I adored Angie Thomas’s debut, The Hate U Give. I recommended it to nearly every person I encountered in the last year and have never been disappointed by their reactions. I was pleasantly surprised to see that Thomas’s second book was an option in my Book of the Month Club membership.
On The Come Up follows Bri, a sixteen year-old girl living in the Garden Heights neighborhood that is familiar to readers of The Hate U Give. The action takes place about a year following the events of that book, in a neighborhood still recovering from the murder of an unarmed teenager by a police officer. Bri has dreams of becoming a successful rapper and using her music to bring her family out of poverty. Though the setting is similar, the characters of the two books have very different lives. Starr Carter, the protagonist of The Hate U Give, had a comfortable home and two parents who clearly adored her. Bri’s reality is quite different, as her father was murdered by gang members when she was a child and her mother abandoned Bri and her brother at their grandparents’ home when she turned to drugs to cope with her grief. Bri and her mother have since been reunited but the family is constantly struggling to keep food in the house, shoes on their feet and the electricity on.

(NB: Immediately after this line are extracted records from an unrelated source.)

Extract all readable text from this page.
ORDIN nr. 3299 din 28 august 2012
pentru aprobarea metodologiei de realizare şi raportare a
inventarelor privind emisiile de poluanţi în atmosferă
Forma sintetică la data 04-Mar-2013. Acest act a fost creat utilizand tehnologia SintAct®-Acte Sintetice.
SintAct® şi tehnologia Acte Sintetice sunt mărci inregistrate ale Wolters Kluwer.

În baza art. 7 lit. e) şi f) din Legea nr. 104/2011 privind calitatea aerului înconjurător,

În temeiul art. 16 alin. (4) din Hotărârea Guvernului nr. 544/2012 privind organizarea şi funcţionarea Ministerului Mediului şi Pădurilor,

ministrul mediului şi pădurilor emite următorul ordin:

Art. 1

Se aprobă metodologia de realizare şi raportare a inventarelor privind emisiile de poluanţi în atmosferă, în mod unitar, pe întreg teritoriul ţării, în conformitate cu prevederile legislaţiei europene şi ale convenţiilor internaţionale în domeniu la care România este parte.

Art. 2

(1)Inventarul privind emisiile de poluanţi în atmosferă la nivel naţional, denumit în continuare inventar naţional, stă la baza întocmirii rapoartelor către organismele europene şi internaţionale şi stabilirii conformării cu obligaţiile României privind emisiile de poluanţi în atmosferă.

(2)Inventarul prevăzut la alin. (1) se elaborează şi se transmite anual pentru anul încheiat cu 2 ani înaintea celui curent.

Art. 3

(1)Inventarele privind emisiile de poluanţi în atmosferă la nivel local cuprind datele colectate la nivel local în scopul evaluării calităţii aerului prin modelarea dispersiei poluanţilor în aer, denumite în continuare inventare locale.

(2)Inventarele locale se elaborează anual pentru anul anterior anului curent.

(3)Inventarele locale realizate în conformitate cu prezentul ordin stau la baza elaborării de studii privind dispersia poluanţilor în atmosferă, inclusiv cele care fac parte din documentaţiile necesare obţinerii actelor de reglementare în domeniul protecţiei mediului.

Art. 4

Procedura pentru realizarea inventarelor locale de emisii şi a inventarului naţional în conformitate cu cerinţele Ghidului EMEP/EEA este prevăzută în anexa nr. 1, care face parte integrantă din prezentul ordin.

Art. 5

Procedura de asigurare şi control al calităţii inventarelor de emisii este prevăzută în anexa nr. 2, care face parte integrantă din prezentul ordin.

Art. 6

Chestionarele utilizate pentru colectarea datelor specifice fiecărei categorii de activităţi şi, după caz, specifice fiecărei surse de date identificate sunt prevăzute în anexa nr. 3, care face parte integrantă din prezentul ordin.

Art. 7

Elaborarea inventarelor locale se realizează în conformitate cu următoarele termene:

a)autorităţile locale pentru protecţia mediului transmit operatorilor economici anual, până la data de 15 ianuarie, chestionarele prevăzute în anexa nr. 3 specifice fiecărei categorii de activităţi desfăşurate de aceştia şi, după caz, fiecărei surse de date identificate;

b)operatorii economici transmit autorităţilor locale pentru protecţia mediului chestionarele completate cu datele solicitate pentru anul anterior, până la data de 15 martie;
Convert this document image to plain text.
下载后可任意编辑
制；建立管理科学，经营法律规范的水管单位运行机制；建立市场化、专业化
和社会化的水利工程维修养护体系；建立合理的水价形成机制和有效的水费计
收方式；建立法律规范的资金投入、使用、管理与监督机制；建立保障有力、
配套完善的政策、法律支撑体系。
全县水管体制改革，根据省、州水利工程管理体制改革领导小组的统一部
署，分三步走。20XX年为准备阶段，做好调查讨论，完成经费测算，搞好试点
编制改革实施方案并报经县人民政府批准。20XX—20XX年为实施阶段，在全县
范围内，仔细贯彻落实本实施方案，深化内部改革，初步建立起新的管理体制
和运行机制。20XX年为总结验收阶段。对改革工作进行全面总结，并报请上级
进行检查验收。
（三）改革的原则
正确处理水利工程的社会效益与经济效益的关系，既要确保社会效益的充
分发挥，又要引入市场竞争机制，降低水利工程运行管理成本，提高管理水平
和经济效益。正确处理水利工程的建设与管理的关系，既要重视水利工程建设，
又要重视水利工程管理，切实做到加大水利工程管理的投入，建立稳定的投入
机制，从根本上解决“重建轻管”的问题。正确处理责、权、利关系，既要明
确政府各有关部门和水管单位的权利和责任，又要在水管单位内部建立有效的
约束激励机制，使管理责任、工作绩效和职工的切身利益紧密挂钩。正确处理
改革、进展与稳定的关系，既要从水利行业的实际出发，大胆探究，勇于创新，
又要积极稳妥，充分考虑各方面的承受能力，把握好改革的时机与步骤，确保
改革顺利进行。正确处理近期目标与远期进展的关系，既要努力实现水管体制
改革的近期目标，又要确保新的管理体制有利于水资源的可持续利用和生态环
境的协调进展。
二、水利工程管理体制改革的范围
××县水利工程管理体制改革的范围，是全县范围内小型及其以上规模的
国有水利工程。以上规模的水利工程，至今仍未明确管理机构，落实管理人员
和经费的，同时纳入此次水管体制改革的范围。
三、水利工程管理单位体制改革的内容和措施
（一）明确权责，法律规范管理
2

While navigating school, crushes, and her musical ambition, Bri also has to navigate the realities of life in Garden Heights. Bri is assaulted by school security guards who assume she is selling drugs (rather than the candy she sells to students to make extra money). She becomes notorious in her town after she releases a rap talking about her anger and frustration at being profiled by the guards. This also inadvertently involves her in the gang activity of Garden Heights when her words are misconstrued.
On the Come Up continues the themes so well handled in The Hate U Give: the reality of institutionalized racism and the casual blindness of those who are not affected by it; that the right thing and the easy thing are often at odds; the bond of family can overcome a lot. Bri is a less relatable character (at least to me) than Starr, but I loved this book.